答えが出ない事を1人もんもんと隔離部屋で考えていると、頭がおかしくなりそうだ…。
そもそも僕が隔離されたのも、1年前お母さんが感染症陽性になったのが原因だ。お母さんは即入院することになった。さらに濃厚接触者だった僕は、検査で陰性が明らかになったが念のためと隔離されたのだ。

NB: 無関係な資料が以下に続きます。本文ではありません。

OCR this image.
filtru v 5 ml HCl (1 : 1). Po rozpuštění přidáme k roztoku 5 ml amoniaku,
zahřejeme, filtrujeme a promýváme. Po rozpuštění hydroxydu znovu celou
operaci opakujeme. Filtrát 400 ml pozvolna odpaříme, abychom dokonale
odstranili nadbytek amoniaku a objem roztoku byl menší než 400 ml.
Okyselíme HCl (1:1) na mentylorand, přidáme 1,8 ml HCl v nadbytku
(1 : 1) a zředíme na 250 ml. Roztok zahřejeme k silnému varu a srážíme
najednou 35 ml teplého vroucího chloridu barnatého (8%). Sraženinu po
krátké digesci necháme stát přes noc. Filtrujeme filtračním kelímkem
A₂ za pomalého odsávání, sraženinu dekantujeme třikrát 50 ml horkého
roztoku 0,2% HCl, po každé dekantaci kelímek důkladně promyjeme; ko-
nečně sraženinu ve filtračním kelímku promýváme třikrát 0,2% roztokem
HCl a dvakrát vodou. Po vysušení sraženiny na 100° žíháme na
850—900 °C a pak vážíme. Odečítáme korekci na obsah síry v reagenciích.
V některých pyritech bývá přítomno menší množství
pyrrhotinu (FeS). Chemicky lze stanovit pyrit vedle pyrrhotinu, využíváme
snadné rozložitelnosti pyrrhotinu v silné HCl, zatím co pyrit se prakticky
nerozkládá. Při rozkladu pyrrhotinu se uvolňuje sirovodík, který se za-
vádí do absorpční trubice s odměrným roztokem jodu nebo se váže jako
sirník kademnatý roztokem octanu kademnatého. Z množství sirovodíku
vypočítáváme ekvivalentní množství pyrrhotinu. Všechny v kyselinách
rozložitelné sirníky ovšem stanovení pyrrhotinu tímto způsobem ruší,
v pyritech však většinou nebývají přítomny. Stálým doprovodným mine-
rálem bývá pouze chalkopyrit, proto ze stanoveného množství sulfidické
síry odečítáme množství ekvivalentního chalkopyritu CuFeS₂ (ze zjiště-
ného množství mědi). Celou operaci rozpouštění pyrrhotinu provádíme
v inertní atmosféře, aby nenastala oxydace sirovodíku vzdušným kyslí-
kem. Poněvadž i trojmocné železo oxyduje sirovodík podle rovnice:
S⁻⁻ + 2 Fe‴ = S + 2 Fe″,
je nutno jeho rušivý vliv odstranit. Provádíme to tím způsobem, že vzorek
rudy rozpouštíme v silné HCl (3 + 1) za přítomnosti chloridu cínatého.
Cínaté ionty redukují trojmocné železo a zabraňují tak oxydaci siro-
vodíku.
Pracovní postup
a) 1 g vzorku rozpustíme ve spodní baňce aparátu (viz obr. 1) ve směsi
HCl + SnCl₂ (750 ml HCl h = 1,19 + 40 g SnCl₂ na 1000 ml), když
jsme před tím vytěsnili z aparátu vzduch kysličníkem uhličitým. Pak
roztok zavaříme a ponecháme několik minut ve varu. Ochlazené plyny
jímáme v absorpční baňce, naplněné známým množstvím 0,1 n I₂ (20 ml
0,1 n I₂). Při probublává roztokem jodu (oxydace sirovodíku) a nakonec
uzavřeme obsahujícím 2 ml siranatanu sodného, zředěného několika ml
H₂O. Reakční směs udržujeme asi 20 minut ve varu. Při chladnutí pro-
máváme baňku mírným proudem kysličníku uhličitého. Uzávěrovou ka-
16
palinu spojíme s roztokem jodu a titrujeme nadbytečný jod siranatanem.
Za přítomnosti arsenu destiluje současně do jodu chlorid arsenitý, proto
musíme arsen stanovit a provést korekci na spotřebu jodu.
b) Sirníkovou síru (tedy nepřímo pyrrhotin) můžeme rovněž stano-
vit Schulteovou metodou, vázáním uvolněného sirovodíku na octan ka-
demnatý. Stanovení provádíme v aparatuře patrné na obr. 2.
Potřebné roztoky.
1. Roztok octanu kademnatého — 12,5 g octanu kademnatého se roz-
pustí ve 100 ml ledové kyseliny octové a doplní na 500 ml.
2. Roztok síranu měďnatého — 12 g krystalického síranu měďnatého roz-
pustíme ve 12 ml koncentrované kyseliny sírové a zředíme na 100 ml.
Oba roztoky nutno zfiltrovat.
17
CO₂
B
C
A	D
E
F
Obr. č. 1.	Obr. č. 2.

最初にこの生活も1ヶ月だけだと隔離施設職員から説明を受けた。
それなのに、なんの音沙汰も無くもう1年だ。
そろそろ僕の我慢も限界だ。
「…外に出たい…」小さく呟いた僕の言葉が虚しく、狭い部屋に響いた。
僕が外の世界と繋がれるのはオンライン通話だけ。
それも、お父さんからかかるモーニングコールのみ。
隔離されて1週間目は、僕だって病室のお母さんや友達とオンライン通話で会話を楽しんでいた。
しかし、次の週にはその状況はガラリと変わった。
…通話が誰にも通じないのだ。
その頃から、隔離施設職員からかかるオンライン通話での健康観察もパタリと無くなった。
本当は気づいていたんだ、この異変に。
毎日多忙なお父さんがモーニングコールをくれるようになったのはなぜ?
毎日お父さんの服装が同じなのはなぜ?
毎日お父さんの表情、言葉が同じなのはなぜ?
そして、お母さんのことを質問しても、何も答えてくれないのはなぜ?
「うわああああああああああ!!!!!」
急に不安が僕の胸に押し寄せてきて、思わず叫んだ。
ガンっ!ガンっ!ガン!
「開けてくれ!…お願いだから…」
拳を強く握りしめて、壁を大きく叩きつけた。
ずっと僕なりに考えた答えを見ないようにしてきた。
世界に生きているのは僕だけ?
僕に残された選択肢は2つ。
1つは、このままバカなフリをして狭い隔離部屋でぬくぬくと生きていく。…ただし電気、食料がいつまで続くかは分からない。僕はその恐怖と戦い続けることになる。
2つめは、ここから脱出する。
外にどんな現実が待っているか分からない。ただ僕と同じように生きている誰かに会えるかも知れない。
昔お父さんが言っていた。
「何か迷った時には、お前が楽しいと思うことをしなさい。その選択がお前の人生を豊かにするんだよ。」そうめずらしく僕に笑いかける父の姿が、ハッキリと頭に浮かんできた。
それはオンライン通話とは比べ物にならないくらい明瞭に、僕の頭にある映像だ。
「お父さん、ありがとう。」
僕にはもうオンライン電話は必要ない。
どんな結果になっても、僕は僕の人生を生きるよ、お父さん。